Saturday, July 10, 2010

The Instructional Paradigm

The values, attitudes, and biases inherent in the instructional paradigm are predicated upon an industrial model of human learning. This factory model of education values quality control, which is ironic since higher education is currently under such intense scrutiny to be accountable for the quality of graduates. Concern over the business/factory influence on higher education is certainly not new. John Jay Chapman wrote in 1909, “The men who stand for education and scholarship have ideals of business men. . . . They are, in truth, business men. The men who control [universities] today are very little else than businessmen running a large department store which dispenses education to the millions” (quoted in Lucas, 1994, p. 192). Most of the critics of the growing bureaucracy in higher education admitted that it could not be eliminated, but still decried its current form which had a tendency to “dehumanize collegiate life” (Lucas, 1994 p. 193). A more recent criticism in a report issued by the American Association of University Professors (2008) placed the factory analogy in contemporary perspective as U.S. colleges and universities “are embracing the operating strategies of for-profit corporations with growing fervor. . . . [C]olleges and universities increasingly conceptualize higher education as a commodity and attempt to provide it at the lowest cost. They do so by reorganizing themselves as ‘knowledge factories’ in which a variety of internal functions (for example, dining services and facilities maintenance) are outsourced to for-profit contractors who pay their workers minimum wages and in which the central teaching and research functions are outsourced to legions of poorly paid nontenure-track adjunct faculty, postdoctoral fellows, and graduate students” . Similarly, Dolence and Norris (1995) described the transition from the industrial age to the information age, noting that the factory model that characterized education in the industrial age was insufficiently flexible and focused on outputs and processes rather than on learning.

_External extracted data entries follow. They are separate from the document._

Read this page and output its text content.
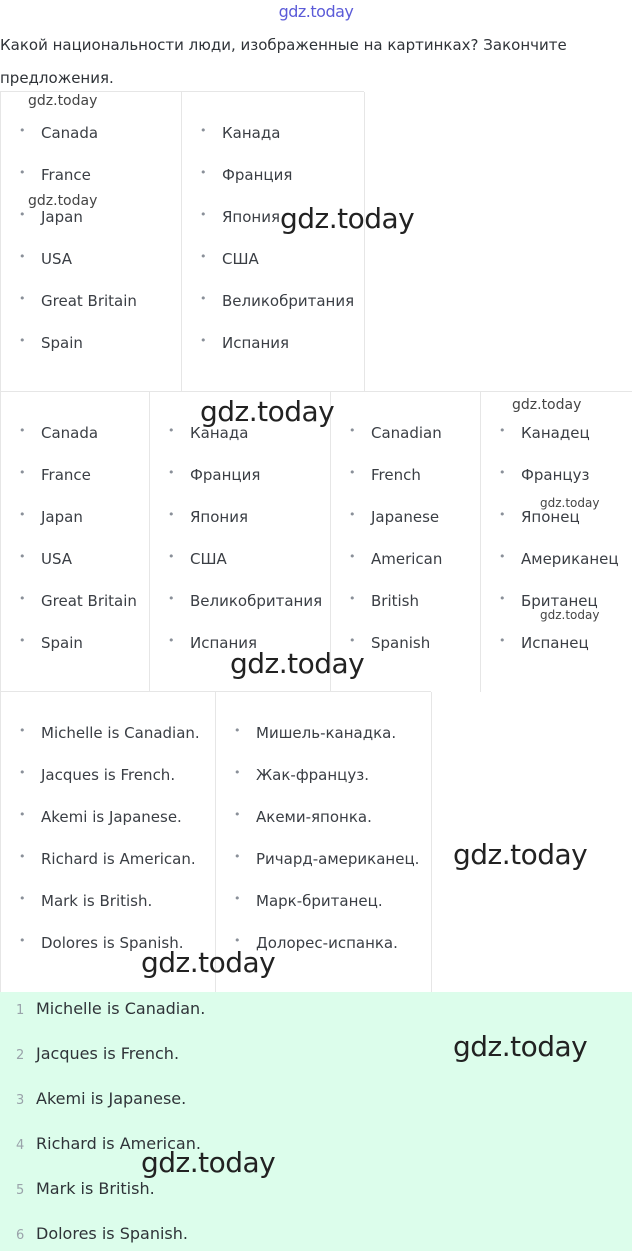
gdz.today
Какой национальности люди, изображенные на картинках? Закончите предложения.
• Canada
• France
• Japan
• USA
• Great Britain
• Spain
• Канада
• Франция
• Япония
• США
• Великобритания
• Испания
• Canada
• France
• Japan
• USA
• Great Britain
• Spain
• Канада
• Франция
• Япония
• США
• Великобритания
• Испания
• Canadian
• French
• Japanese
• American
• British
• Spanish
• Канадец
• Француз
• Японец
• Американец
• Британец
• Испанец
• Michelle is Canadian.
• Jacques is French.
• Akemi is Japanese.
• Richard is American.
• Mark is British.
• Dolores is Spanish.
• Мишель-канадка.
• Жак-француз.
• Акеми-японка.
• Ричард-американец.
• Марк-британец.
• Долорес-испанка.
1 Michelle is Canadian.
2 Jacques is French.
3 Akemi is Japanese.
4 Richard is American.
5 Mark is British.
6 Dolores is Spanish.
gdz.today
gdz.today
gdz.today
gdz.today	gdz.today
gdz.today
gdz.today
gdz.today
gdz.today
gdz.today
gdz.today
gdz.today
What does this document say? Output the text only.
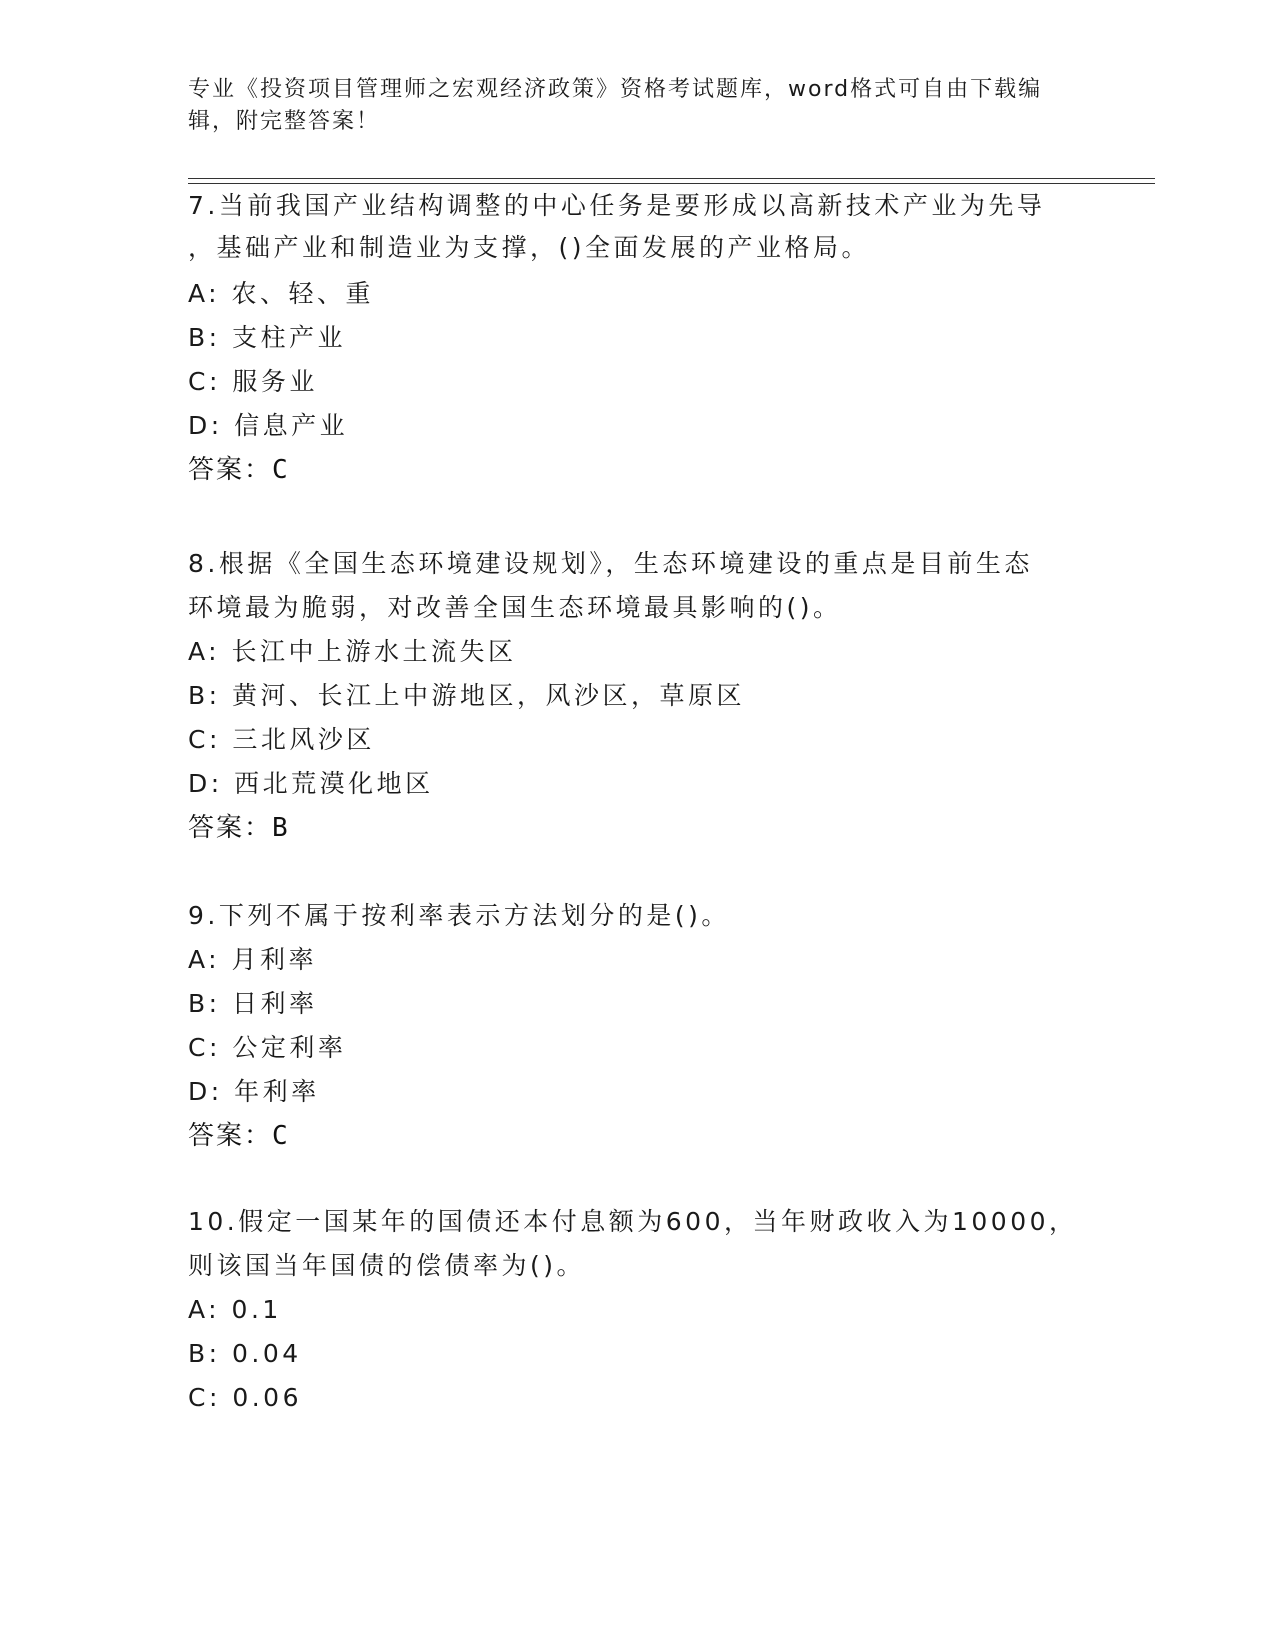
专业《投资项目管理师之宏观经济政策》资格考试题库，word格式可自由下载编辑，附完整答案！
7.当前我国产业结构调整的中心任务是要形成以高新技术产业为先导
，基础产业和制造业为支撑，()全面发展的产业格局。
A: 农、轻、重
B: 支柱产业
C: 服务业
D: 信息产业
答案：C
8.根据《全国生态环境建设规划》，生态环境建设的重点是目前生态
环境最为脆弱，对改善全国生态环境最具影响的()。
A: 长江中上游水土流失区
B: 黄河、长江上中游地区，风沙区，草原区
C: 三北风沙区
D: 西北荒漠化地区
答案：B
9.下列不属于按利率表示方法划分的是()。
A: 月利率
B: 日利率
C: 公定利率
D: 年利率
答案：C
10.假定一国某年的国债还本付息额为600，当年财政收入为10000，
则该国当年国债的偿债率为()。
A: 0.1
B: 0.04
C: 0.06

In this factory model, students’ potential is determined by ACT, SAT, HSGPA, and sometimes other quantifiable measures. Depending upon our institutional standards, students are deemed to be the acceptable quality of raw material for our product. Quality control is especially evident in the freshman year, during which the weaker material is sorted out. The Wingspread Group on Higher Education (1993) charged that “Our education system is better organized to discourage students—to weed them out—than it is to cultivate and support our most important national resource, our people”. Students are directed to take a prescribed collection of courses in a prescribed sequence in order to assure quality control over the exiting product, our graduates. This model devalues the individual. In the mass production mentality that this model represents, students assimilate information at equivalent rates with equivalent responses, thus creating like products. This assembly line of education presupposes a sameness to individuals, so that regardless of prior learning, individual differences, or extracurricular experiences, each student following a like path will emerge from the assembly line like all the others.